Mr. Adams has made headlines since last August, when he noted the billionaire’s mastery of persuasion.
The trained hypnotist wrote an op-ed for the Washington Post in March saying that it was hard to deny Mr. Trump’s “sly appeals to our own human irrationality.” He wrote Tuesday morning that voters care more about “how they feel” than debating style, which is good news for the Republican candidate.
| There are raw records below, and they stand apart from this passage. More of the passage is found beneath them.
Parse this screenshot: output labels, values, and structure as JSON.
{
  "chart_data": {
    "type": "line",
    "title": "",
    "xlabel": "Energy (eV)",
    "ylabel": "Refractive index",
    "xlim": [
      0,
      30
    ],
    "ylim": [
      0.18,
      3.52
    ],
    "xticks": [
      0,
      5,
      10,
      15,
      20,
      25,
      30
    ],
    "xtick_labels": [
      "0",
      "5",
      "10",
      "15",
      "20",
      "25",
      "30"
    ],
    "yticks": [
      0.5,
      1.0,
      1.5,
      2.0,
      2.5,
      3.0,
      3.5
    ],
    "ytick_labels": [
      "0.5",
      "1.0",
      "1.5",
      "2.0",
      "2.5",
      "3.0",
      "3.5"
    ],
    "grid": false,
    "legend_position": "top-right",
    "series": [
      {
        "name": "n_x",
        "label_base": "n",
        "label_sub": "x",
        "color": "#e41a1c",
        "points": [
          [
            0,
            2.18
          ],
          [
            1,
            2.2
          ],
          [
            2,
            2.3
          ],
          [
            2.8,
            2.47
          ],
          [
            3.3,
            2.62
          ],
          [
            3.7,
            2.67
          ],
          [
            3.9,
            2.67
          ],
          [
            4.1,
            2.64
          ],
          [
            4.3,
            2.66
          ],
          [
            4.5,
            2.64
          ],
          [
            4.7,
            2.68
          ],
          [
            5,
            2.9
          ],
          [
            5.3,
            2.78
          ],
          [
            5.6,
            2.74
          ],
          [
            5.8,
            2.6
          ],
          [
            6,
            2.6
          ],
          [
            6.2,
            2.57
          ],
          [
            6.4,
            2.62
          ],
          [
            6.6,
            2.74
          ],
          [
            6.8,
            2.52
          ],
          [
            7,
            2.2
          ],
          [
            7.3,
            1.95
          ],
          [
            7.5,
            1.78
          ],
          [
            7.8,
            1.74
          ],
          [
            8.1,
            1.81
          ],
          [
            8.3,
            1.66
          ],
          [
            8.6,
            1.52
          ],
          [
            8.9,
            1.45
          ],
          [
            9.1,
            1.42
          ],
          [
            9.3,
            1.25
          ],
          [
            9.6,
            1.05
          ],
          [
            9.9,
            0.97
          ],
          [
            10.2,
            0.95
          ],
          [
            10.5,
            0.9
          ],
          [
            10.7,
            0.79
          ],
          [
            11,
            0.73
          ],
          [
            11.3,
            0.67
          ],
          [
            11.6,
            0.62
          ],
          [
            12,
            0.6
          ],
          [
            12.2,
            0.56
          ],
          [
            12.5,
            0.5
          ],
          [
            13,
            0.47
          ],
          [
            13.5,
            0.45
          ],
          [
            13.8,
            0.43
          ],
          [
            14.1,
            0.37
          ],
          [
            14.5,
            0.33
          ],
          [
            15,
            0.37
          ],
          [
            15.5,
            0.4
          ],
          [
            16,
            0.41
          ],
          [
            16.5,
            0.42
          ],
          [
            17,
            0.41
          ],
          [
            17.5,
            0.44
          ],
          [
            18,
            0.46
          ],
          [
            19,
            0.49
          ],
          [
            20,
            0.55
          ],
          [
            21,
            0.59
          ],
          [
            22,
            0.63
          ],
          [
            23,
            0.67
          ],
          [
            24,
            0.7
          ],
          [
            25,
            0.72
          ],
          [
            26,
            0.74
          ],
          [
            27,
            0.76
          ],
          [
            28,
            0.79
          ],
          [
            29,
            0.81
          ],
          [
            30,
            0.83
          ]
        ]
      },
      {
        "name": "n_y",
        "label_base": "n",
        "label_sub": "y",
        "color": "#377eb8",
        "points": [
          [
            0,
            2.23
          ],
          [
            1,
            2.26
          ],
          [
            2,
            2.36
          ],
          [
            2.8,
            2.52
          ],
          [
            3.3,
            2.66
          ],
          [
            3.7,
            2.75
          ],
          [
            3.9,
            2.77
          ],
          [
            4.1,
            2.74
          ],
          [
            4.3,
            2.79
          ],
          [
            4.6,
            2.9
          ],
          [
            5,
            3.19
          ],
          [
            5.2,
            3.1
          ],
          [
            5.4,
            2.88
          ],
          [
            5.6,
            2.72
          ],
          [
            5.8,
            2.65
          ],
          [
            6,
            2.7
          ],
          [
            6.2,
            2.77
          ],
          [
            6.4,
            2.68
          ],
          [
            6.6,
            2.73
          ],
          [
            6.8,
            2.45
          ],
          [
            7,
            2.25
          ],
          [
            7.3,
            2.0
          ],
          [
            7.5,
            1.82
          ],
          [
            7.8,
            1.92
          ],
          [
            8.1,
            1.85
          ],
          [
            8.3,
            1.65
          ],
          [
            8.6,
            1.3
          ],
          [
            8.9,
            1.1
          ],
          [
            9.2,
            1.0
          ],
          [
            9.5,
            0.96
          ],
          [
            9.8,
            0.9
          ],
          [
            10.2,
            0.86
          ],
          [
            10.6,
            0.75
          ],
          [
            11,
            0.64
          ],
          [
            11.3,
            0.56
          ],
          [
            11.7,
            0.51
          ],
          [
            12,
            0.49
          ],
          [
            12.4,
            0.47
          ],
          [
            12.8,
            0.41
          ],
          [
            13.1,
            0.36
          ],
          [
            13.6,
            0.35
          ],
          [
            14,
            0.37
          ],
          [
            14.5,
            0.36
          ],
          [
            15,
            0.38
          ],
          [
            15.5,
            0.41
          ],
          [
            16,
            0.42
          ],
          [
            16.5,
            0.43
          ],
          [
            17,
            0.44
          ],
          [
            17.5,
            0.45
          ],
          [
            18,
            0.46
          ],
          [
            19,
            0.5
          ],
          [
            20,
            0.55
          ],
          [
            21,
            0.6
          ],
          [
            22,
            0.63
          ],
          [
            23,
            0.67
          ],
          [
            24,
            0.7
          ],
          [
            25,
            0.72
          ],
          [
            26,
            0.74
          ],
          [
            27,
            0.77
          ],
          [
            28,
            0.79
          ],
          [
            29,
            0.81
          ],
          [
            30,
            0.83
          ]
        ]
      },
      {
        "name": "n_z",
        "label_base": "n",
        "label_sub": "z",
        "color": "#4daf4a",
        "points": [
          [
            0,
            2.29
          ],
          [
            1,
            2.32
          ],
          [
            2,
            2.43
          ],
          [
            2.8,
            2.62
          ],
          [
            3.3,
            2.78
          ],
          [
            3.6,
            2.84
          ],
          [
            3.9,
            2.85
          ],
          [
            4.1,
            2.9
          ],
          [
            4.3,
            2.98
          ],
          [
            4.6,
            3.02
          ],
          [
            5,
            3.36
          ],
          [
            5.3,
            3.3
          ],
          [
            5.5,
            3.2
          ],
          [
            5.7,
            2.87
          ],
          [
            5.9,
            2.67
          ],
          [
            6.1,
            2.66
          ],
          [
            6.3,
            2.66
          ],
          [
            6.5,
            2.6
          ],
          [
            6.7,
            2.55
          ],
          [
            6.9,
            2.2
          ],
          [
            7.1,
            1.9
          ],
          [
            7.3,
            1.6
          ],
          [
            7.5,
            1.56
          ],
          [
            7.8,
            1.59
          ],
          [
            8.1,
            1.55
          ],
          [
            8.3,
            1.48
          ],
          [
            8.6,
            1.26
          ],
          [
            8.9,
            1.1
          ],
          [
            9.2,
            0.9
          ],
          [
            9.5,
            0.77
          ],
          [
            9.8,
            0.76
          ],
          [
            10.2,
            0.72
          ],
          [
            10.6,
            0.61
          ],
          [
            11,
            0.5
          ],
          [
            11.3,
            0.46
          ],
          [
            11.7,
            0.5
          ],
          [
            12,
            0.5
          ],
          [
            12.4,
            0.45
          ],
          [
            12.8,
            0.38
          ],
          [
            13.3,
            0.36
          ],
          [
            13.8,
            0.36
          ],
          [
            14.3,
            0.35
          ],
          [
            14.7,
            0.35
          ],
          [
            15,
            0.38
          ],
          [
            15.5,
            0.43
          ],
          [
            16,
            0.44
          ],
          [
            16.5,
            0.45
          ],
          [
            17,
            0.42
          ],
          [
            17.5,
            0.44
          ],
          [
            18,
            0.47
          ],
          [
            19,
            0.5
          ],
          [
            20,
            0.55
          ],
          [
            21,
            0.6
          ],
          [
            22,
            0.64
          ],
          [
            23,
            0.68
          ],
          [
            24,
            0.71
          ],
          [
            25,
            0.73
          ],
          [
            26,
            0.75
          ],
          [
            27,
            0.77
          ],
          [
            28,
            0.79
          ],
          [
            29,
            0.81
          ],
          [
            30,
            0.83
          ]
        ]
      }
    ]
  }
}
“Clinton won on points. She had more command of the details and the cleaner answers. Trump did a lot of interrupting and he was defensive,” Mr. Adams said on his official blog. “If this were a college debate competition, Clinton would be declared the winner. I call that victory on the 2D chess board. But voters don’t care about facts and debating style. They care about how they feel. So let’s talk about that.”
Mr. Adams said that both Mr. Trump and his Democrat opponent looked “presidential enough,” but that doctors seemingly “engineered 90 minutes of alertness” for the former secretary of state.
“Clinton’s smile seemed forced, artificial, and frankly creepy,” the writer and artist said. “I’m already hearing on Twitter that mentioning a woman’s smile is sexist. I understand the point. But when someone goes full Joker-face and tests the uncanny valley hypothesis at the same time, that’s a bit different from telling a woman to ‘smile more.’ My neighbor Kristina hypothesized that Botox was making her smile look unnatural.”
“Trump was defensive, and debated poorly at points, but he did not look crazy. And pundits noticed that he intentionally avoided using his strongest attacks regarding Bill Clinton’s scandals. In other words, he showed control. He stayed in the presidential zone under pressure. And in so doing, he solved for his only remaining problem. He looked safer. […] Clinton won the debate last night. And while she was doing it, Trump won the election. He had one thing to accomplish — being less scary — and he did it.”
Mr. Adams’ “Dilbert” appears in over 2,000 newspapers around the globe. In addition to penning the character’s attempt to navigate the absurdities of office life, the author holds an MBA from UC Berkeley.